Au cours de l'hiver 1942, un groupe de douze gitans musiciens est massacré par un escadron d'Oustachis - une étudiante tombe avec des royalistes tchétchènes, et une femme contemple sa grossesse non désirée en regardant les funérailles de Tito. Miljenko Jergović pose le destin de la famille et de l’État selon cette perspective : "Il est né dans le sang et meurt en comprenant qu'il est né sans raison particulière."

L'histoire du "Palais en noyer" commence à Dubrovnik, en Croatie, en 2002, lorsque Diana supplie l'archiviste en chef du Commissariat de Police impuissante de faire quelque chose pour disculper un jeune anesthésiste, le Docteur Vlahović, accusé d'avoir tué sa mère Regina Delavale, née Sikirić, 97 ans. "Manda la folle" s'est comportée si violemment et abusivement à l'hôpital que le docteur Vlahović lui a administré une fois de trop des tranquillisants pour la calmer.

Le roman se déroule à l'envers, sur une centaine d'années, depuis la fin de la vie de Regina Delavale, en 2002, jusqu'à sa naissance, en 1905. Pour mettre l'accent sur la chronologie inverse du "Palais en noyer", un narrateur parlant indifférent et qui sait déjà tout, s'exprimant à la troisième personne, ouvre la biographie par le chapitre XV et avance en compte à rebours jusqu'au chapitre I. C'est une saga familiale axée sur Regina et le XXe siècle de l'histoire des Balkans. Cette double qualité en fait une lecture difficile et encombrante parce que le nombre de personnes dans la vie de Regina, presque centenaire, est forcément abondant et parce que le contexte géographique, tout comme le contexte temporel, fournit un cadre extrêmement complexe pour un roman. Une connaissance préalable du passé des Balkans, ne serait-ce que dans les grandes lignes, peut être utile bien que Miljenko Jergović ait très habilement entrecoupé l'intrigue avec les informations historiques indispensables à sa compréhension.

Lorsque j'ai commencé ce livre, je n'avais pas fait attention au compte à rebours des chapitres. L'approche non conventionnelle pour la narration d'histoires interreliées entre les personnages et les lieux ne m'a donc pas perturbée. Connaissant bien les lieux et l'histoire, cela m'a certainement facilité la lecture et la compréhension. Mais c'est un magnifique roman et lorsque justement on connaît l'histoire et les lieux, on est saisi par la justesse du récit. Par exemple, lorsque Miljenko parle de la période où Tito meurt, c'est exactement cette impression que j'ai pu ressentir que ce soit en Croatie, en Bosnie ou en Serbie lorsque je m'y suis rendue en juin 1980. Ce sentiment de désolation, d'une tristesse immense, et d'une peur collective de la population où tout s'est arrêté attendant que quelque chose de terrible arrive, que Tito les avait abandonnés à leur sort.

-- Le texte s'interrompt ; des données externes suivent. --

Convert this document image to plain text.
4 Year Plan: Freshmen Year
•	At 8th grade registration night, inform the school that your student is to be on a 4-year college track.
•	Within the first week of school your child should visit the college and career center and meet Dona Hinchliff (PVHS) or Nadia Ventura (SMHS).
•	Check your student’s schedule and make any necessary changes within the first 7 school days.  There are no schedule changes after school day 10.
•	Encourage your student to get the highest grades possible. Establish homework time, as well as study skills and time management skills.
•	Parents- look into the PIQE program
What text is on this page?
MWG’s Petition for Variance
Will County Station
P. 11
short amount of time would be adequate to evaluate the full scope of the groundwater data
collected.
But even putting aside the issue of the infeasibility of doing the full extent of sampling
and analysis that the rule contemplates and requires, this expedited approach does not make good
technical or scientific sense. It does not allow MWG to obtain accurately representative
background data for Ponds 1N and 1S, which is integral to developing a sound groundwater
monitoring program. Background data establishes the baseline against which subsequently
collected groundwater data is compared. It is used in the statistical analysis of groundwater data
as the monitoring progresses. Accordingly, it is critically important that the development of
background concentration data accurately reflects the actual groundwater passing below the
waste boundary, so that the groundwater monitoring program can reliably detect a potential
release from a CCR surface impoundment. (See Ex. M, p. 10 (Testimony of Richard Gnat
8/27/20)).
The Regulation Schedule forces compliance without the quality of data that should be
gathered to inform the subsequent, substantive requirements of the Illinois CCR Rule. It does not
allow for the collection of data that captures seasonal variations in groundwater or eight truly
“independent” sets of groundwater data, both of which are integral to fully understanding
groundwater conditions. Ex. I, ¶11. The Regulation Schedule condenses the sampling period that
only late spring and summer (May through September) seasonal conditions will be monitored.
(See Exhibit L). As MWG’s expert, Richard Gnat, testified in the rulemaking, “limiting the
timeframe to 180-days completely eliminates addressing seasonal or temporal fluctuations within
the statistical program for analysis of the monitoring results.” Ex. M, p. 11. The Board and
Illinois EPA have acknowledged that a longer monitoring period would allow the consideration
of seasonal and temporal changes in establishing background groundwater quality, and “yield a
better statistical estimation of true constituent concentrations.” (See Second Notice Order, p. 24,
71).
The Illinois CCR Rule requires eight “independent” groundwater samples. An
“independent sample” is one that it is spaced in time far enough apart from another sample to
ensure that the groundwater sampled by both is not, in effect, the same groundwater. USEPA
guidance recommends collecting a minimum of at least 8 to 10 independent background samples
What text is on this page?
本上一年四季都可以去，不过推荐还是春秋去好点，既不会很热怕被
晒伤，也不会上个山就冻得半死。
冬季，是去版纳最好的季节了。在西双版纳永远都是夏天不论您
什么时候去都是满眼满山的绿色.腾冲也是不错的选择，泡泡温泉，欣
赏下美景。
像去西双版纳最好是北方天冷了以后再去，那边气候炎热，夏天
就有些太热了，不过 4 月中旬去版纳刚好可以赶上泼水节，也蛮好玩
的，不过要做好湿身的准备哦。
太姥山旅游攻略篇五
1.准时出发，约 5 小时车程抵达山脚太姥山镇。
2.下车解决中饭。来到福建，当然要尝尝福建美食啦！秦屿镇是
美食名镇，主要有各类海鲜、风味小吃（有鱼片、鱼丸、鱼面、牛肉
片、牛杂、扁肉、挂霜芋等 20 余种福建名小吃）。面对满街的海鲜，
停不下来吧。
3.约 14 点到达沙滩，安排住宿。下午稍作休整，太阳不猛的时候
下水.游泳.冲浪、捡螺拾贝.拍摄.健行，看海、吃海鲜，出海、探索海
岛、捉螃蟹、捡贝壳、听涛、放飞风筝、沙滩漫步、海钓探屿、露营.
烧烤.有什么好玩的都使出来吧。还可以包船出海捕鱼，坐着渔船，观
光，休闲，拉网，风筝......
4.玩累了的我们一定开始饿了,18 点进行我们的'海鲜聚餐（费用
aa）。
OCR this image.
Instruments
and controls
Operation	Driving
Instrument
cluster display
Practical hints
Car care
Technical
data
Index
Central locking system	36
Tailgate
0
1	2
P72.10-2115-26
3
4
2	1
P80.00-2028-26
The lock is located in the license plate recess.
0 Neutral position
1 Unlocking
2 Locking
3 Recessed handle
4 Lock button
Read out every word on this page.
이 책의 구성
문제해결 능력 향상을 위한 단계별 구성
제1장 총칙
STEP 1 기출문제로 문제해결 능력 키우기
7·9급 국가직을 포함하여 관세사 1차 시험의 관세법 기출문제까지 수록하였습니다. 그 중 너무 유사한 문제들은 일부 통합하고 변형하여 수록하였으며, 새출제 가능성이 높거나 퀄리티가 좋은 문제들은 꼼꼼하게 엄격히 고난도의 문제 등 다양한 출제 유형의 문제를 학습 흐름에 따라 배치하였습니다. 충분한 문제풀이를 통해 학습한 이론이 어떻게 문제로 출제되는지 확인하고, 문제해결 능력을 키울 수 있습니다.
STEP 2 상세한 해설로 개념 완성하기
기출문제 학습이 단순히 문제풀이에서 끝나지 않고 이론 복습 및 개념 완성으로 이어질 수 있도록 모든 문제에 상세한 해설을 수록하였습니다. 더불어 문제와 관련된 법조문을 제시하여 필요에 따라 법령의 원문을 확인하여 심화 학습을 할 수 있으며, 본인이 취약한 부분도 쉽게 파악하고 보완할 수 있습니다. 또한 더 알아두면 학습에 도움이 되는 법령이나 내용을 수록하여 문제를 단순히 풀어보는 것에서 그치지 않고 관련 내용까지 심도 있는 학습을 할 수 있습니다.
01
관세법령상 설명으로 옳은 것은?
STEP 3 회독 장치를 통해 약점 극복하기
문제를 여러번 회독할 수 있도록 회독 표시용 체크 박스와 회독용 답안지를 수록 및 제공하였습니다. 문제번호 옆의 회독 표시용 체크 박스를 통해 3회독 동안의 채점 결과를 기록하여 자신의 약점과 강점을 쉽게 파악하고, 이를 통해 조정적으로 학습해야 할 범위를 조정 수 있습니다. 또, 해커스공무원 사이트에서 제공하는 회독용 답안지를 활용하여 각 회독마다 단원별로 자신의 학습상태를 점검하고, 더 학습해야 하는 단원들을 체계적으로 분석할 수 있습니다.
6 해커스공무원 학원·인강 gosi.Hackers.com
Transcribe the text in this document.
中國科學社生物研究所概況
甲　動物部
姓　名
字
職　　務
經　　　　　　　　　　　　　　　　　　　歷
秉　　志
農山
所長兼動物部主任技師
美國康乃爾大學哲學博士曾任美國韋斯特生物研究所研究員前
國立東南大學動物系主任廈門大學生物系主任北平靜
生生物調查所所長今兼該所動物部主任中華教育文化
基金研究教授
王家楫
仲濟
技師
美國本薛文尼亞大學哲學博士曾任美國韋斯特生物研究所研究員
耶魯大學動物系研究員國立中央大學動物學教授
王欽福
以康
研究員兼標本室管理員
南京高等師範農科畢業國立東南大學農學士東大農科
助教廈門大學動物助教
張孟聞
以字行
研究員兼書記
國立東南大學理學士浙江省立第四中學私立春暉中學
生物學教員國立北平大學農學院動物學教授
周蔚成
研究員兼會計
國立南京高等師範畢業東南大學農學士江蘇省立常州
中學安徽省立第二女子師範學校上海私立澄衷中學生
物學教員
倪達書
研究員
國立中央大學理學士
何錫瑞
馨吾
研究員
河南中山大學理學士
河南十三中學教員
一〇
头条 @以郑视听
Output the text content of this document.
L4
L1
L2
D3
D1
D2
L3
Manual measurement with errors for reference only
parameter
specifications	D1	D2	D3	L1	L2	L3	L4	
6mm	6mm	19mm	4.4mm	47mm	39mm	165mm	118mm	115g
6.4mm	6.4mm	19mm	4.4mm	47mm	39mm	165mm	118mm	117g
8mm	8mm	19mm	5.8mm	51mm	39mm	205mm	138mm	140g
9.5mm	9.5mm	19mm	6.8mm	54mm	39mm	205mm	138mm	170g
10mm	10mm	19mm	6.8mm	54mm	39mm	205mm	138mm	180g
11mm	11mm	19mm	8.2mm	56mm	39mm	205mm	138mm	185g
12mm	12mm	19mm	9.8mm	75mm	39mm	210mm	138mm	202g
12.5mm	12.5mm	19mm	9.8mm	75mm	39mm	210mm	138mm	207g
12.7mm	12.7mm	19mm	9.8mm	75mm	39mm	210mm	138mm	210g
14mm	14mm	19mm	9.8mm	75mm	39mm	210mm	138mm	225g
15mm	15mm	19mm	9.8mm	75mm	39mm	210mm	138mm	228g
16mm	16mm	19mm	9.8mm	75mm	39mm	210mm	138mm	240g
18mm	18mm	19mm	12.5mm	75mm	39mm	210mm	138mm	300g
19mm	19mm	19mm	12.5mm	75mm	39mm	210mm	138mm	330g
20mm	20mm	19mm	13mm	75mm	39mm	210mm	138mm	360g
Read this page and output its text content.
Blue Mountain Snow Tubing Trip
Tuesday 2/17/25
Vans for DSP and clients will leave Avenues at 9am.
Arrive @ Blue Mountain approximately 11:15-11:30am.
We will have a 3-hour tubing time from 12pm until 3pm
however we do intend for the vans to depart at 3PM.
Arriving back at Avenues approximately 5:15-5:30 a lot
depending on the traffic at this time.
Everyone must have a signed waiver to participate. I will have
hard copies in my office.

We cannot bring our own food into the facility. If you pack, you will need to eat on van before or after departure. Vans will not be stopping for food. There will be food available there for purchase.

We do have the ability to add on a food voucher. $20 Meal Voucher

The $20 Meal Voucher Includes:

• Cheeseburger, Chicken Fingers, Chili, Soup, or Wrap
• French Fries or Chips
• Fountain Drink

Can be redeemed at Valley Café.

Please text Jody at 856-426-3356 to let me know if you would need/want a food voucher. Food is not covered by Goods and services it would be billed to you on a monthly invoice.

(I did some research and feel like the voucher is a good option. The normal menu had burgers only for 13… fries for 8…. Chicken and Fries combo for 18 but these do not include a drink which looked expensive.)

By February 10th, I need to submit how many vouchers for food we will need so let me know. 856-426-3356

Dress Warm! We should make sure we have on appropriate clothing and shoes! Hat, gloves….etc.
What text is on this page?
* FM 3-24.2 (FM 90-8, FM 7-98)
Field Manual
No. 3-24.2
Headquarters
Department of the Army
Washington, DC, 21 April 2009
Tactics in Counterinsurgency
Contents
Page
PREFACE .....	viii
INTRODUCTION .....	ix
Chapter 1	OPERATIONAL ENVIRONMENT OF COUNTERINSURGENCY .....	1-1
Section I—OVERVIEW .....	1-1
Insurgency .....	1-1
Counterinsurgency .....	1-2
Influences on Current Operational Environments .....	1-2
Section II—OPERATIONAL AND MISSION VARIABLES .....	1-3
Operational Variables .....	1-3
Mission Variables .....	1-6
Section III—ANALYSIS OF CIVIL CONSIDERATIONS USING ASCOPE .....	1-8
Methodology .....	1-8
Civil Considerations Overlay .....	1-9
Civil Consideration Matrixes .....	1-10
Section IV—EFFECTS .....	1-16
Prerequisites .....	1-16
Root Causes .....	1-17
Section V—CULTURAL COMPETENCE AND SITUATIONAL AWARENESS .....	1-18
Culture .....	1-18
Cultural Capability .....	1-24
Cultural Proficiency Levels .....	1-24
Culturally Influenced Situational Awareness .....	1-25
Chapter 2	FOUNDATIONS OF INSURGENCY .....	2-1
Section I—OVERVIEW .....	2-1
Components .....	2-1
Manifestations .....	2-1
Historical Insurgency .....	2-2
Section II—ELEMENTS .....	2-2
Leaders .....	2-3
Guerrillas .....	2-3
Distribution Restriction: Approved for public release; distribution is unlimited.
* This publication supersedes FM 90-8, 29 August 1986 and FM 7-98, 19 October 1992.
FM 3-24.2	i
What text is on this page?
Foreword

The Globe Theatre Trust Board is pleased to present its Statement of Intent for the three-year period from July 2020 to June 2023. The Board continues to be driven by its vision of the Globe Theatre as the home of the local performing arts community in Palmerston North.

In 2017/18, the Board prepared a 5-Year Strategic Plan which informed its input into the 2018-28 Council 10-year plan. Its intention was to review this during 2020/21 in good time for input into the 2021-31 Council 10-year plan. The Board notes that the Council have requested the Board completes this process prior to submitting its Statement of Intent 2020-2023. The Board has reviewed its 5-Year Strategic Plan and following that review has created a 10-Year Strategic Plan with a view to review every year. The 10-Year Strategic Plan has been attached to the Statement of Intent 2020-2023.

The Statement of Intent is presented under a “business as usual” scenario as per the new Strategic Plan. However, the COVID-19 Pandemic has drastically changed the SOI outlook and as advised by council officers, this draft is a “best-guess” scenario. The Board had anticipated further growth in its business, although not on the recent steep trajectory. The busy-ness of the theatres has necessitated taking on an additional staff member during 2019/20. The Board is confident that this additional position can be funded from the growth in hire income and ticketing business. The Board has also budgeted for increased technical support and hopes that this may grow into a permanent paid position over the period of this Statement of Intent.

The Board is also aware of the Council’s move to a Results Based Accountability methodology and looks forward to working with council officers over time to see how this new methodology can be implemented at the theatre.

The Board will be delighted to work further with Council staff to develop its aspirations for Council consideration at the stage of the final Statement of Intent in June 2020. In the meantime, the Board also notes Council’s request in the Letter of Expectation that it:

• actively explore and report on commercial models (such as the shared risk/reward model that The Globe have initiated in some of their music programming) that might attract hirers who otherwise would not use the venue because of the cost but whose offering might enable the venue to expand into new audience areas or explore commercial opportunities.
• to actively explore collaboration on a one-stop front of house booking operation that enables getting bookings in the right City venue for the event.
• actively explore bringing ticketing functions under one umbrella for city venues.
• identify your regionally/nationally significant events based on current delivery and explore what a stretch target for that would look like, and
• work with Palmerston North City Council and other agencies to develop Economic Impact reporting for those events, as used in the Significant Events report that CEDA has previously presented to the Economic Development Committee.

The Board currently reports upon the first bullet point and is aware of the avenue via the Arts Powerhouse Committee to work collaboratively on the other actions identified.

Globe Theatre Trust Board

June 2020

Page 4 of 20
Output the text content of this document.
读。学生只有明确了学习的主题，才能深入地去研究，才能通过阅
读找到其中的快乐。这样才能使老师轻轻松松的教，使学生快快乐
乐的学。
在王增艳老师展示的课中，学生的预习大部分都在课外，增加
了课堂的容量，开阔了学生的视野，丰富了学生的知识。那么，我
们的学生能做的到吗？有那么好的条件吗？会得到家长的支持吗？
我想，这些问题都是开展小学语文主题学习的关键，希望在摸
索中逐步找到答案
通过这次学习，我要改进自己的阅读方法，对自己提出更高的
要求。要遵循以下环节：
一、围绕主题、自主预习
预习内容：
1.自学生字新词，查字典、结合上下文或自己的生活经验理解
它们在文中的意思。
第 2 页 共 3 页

C'est un roman riche avec de nombreux détours et digressions qui déplacent temporairement l'attention vers d'autres personnages que les personnages principaux, mais qui ralentissent le rythme et aident à voir l'image d'ensemble derrière le destin individuel. L'ironie bien placée adoucit le caractère triste et tragique du livre.